A man was hanged in 1874 after he killed his aunt, for whom he worked , when she confronted him over a pair of allegedly stolen shoes.
21 year old Henry Flanagan was described by the Liverpool Mercury as having led a 'dissolute, wicked life' and reached a 'deplorable level of depravity.' Originally from Leitrim in Ireland, he was taken to Glasgow by his parents at the age of 15 and married a Scottish woman with whom he had a daughter in 1872.
Flanagan worked as a shoemaker and would often travel for work, which brought him to Liverpool where he was employed by his aunt Mary Flanagan at Bent Street, which was situated on what is now grass landscaping opposite the junction of Scotland Road and Leeds Street.

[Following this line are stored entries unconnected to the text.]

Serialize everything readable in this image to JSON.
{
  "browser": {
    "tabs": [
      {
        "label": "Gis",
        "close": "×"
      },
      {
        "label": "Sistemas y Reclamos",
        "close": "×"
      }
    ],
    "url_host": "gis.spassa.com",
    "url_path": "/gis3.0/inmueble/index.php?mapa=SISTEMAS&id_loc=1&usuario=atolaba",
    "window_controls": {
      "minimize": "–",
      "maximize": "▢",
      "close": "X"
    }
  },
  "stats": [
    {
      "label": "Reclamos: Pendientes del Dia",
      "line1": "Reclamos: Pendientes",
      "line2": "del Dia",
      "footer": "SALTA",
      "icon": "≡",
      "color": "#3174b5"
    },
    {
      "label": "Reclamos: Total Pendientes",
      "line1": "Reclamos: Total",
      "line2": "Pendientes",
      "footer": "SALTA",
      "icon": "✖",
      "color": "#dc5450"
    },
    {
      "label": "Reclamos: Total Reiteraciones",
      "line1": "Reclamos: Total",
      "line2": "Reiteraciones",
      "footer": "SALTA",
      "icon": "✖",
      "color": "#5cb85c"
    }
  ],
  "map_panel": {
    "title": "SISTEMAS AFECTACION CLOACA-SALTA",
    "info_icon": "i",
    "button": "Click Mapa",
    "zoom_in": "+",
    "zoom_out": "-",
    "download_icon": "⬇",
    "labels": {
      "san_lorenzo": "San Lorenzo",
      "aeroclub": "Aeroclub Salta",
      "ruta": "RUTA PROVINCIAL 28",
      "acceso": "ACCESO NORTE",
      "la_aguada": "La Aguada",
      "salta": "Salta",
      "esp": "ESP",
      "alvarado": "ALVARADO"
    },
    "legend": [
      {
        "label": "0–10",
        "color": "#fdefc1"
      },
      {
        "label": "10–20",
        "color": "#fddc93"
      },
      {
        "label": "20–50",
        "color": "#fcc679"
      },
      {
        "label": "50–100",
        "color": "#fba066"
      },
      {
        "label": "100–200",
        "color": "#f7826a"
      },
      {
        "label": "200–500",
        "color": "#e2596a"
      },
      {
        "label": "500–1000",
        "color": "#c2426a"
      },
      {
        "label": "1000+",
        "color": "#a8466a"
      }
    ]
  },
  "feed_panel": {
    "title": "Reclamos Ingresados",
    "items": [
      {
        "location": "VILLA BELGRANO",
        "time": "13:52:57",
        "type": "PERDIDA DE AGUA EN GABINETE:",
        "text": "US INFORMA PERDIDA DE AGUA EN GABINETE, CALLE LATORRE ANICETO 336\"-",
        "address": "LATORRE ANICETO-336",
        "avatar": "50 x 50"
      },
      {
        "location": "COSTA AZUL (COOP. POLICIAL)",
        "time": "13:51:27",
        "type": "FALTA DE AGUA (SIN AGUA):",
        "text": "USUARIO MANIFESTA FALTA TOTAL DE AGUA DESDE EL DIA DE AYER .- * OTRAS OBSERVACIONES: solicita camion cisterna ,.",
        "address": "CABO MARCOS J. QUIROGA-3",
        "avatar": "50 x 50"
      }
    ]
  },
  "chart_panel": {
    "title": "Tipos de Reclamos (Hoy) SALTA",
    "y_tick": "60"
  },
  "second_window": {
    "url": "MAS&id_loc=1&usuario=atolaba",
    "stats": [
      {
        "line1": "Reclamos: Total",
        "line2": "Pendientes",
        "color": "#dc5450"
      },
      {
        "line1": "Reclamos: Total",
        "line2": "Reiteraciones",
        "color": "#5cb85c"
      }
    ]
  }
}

Mary was a 50 year old widow who employed four shoemakers, with Flanagan acting as the foreman.
On Saturday 4th April the four employees finished work about 4pm and sent for ale, drinking at the shop premises along with Mary until they were intoxicated. Flanagan was then seen by Mary to drop a pair of her shoes, leading to her claiming he intended pawning them to get more drink. This enraged him but things soon calmed down and other members of the household either went out or to bed, leaving Flanagan and Mary alone in the kitchen. Flanagan then raped and strangled Mary then went to sleep on a bed, leaving her lying on the floor.
At some point in the night Flanagan went to bed upstairs and when he was informed at 8am the following morning that Mary was dead he acted quite calmly, simply getting his coat and stating to others that he was going to Manchester and invited a friend called George O'Neill to go with him.

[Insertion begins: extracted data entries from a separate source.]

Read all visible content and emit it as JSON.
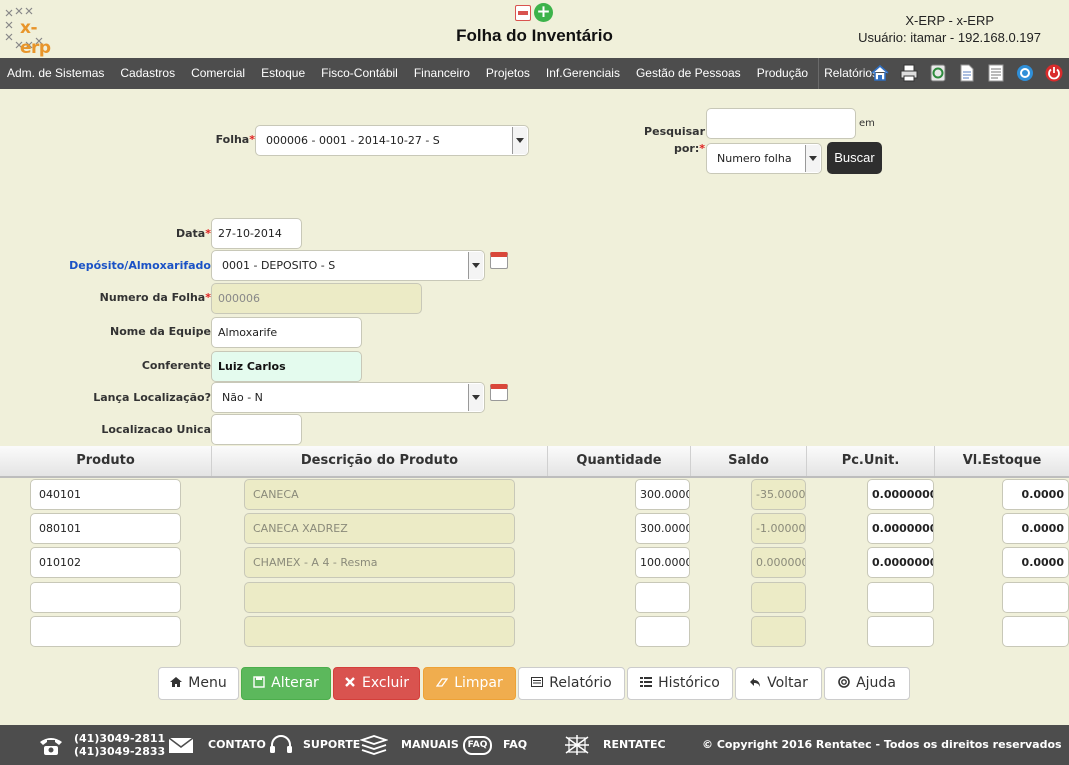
{
  "app": {
    "logo_text": "x-erp",
    "title": "Folha do Inventário",
    "user_line1": "X-ERP - x-ERP",
    "user_line2": "Usuário: itamar - 192.168.0.197"
  },
  "nav": {
    "items": [
      "Adm. de Sistemas",
      "Cadastros",
      "Comercial",
      "Estoque",
      "Fisco-Contábil",
      "Financeiro",
      "Projetos",
      "Inf.Gerenciais",
      "Gestão de Pessoas",
      "Produção",
      "Relatórios"
    ],
    "icons": [
      "home-icon",
      "print-icon",
      "recycle-icon",
      "document-icon",
      "list-icon",
      "help-icon",
      "power-icon"
    ]
  },
  "form": {
    "folha_label": "Folha",
    "folha_value": "000006 - 0001 - 2014-10-27 - S",
    "pesquisar_label": "Pesquisar",
    "por_label": "por:",
    "search_value": "",
    "em_label": "em",
    "search_by_value": "Numero folha",
    "buscar_label": "Buscar",
    "data_label": "Data",
    "data_value": "27-10-2014",
    "deposito_label": "Depósito/Almoxarifado",
    "deposito_value": "0001 - DEPOSITO - S",
    "numero_label": "Numero da Folha",
    "numero_value": "000006",
    "equipe_label": "Nome da Equipe",
    "equipe_value": "Almoxarife",
    "conferente_label": "Conferente",
    "conferente_value": "Luiz Carlos",
    "lanca_label": "Lança Localização?",
    "lanca_value": "Não - N",
    "localizacao_label": "Localizacao Unica",
    "localizacao_value": ""
  },
  "table": {
    "headers": [
      "Produto",
      "Descrição do Produto",
      "Quantidade",
      "Saldo",
      "Pc.Unit.",
      "Vl.Estoque"
    ],
    "rows": [
      {
        "produto": "040101",
        "descricao": "CANECA",
        "quantidade": "300.0000",
        "saldo": "-35.0000",
        "pcunit": "0.00000000",
        "vlestoque": "0.0000"
      },
      {
        "produto": "080101",
        "descricao": "CANECA  XADREZ",
        "quantidade": "300.0000",
        "saldo": "-1.00000",
        "pcunit": "0.00000000",
        "vlestoque": "0.0000"
      },
      {
        "produto": "010102",
        "descricao": "CHAMEX - A 4 - Resma",
        "quantidade": "100.0000",
        "saldo": "0.000000",
        "pcunit": "0.00000000",
        "vlestoque": "0.0000"
      },
      {
        "produto": "",
        "descricao": "",
        "quantidade": "",
        "saldo": "",
        "pcunit": "",
        "vlestoque": ""
      },
      {
        "produto": "",
        "descricao": "",
        "quantidade": "",
        "saldo": "",
        "pcunit": "",
        "vlestoque": ""
      }
    ]
  },
  "actions": {
    "menu": "Menu",
    "alterar": "Alterar",
    "excluir": "Excluir",
    "limpar": "Limpar",
    "relatorio": "Relatório",
    "historico": "Histórico",
    "voltar": "Voltar",
    "ajuda": "Ajuda"
  },
  "footer": {
    "phone1": "(41)3049-2811",
    "phone2": "(41)3049-2833",
    "contato": "CONTATO",
    "suporte": "SUPORTE",
    "manuais": "MANUAIS",
    "faq_badge": "FAQ",
    "faq": "FAQ",
    "rentatec": "RENTATEC",
    "copyright": "© Copyright 2016 Rentatec - Todos os direitos reservados"
  },
  "colors": {
    "background": "#f0f0da",
    "nav": "#4d4d4d",
    "alterar": "#5cb85c",
    "excluir": "#d9534f",
    "limpar": "#f0ad4e",
    "required": "#e02020",
    "link_label": "#1a52c6"
  }
}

At Lime Street station Flanagan was told that there was no train for another six hours and he said he had to be out of town earlier and would walk instead. At a shop Flanagan bought some tobacco and paid with a gold sovereign, telling the keeper not to hand him the change (19 shillings) back as he had plenty of money. Both men walked as far as Prescot, stopping for ale several times along the way, then Flanagan announced that he was going to try and get to Glasgow.
At about 9pm that night Flanagan was found in a drunken state by a policeman in Knotty Ash. He said that he had been walking from Manchester since the Friday and was near death from starvation. He was taken to Old Swan police station (which is now the Nat West Bank on Prescot Road) where it was found that his description matched that of the man wanted for Mary's murder and he was charged, telling the officer 'it cannot be helped now.'
At his trial Flanagan's defence counsel argued that the evidence against him was purely circumstantial. However the fact Mary's purse was empty and he was in possession of a substantial amount of money and the fact his waistcoat was found next to her body helped the jury convict him after just a few minutes deliberation. A few days later Flanagan was visited at Kirkdale Gaol by his wife, child and parents, who had all travelled from Glasgow. He made a confession to them that he had robbed and strangled his aunt, but there was no intent to kill.

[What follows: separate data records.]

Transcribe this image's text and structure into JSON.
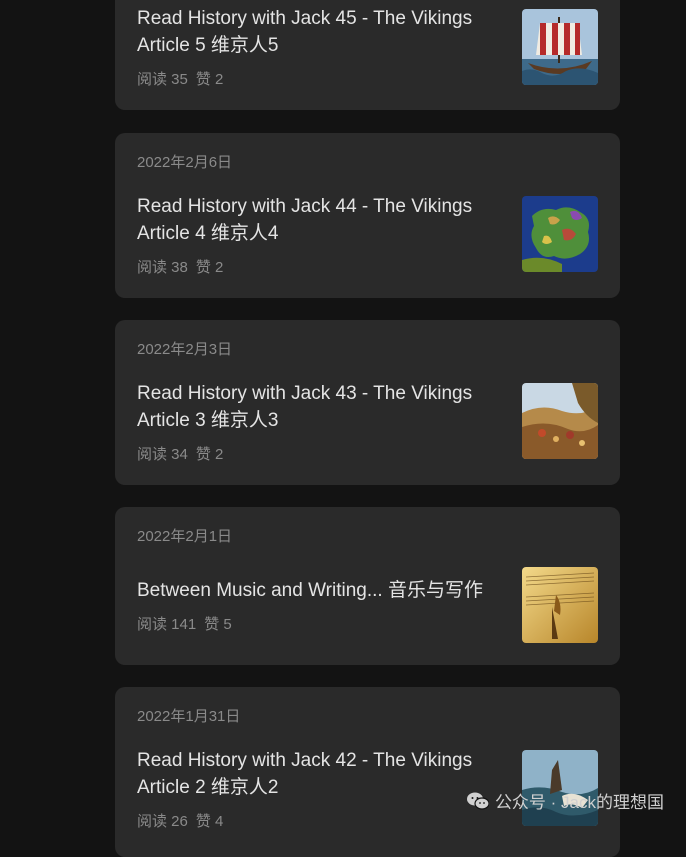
{
  "articles": [
    {
      "title_line1": "Read History with Jack 45 - The Vikings",
      "title_line2": "Article 5 维京人5",
      "reads": "阅读 35",
      "likes": "赞 2",
      "thumb": "viking-ship"
    },
    {
      "date": "2022年2月6日",
      "title_line1": "Read History with Jack 44 - The Vikings",
      "title_line2": "Article 4 维京人4",
      "reads": "阅读 38",
      "likes": "赞 2",
      "thumb": "europe-map"
    },
    {
      "date": "2022年2月3日",
      "title_line1": "Read History with Jack 43 - The Vikings",
      "title_line2": "Article 3 维京人3",
      "reads": "阅读 34",
      "likes": "赞 2",
      "thumb": "battle-painting"
    },
    {
      "date": "2022年2月1日",
      "title_line1": "Between Music and Writing... 音乐与写作",
      "reads": "阅读 141",
      "likes": "赞 5",
      "thumb": "sheet-music"
    },
    {
      "date": "2022年1月31日",
      "title_line1": "Read History with Jack 42 - The Vikings",
      "title_line2": "Article 2 维京人2",
      "reads": "阅读 26",
      "likes": "赞 4",
      "thumb": "sea-painting"
    }
  ],
  "watermark": {
    "text": "公众号 · Jack的理想国",
    "icon": "wechat-icon"
  }
}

The execution was fixed for 8am on Monday 31st August 1874 and as the press were being admitted into the gaol, a man came running across the fields demanding to see Flanagan. The request was refused and he left, telling journalists that he was a 'very good mate.' Flanagan went to his death extremely calmly, even assisting the executioner William Marwood in placing the rope around his neck. He was hanged in a double execution along with Mary Williams.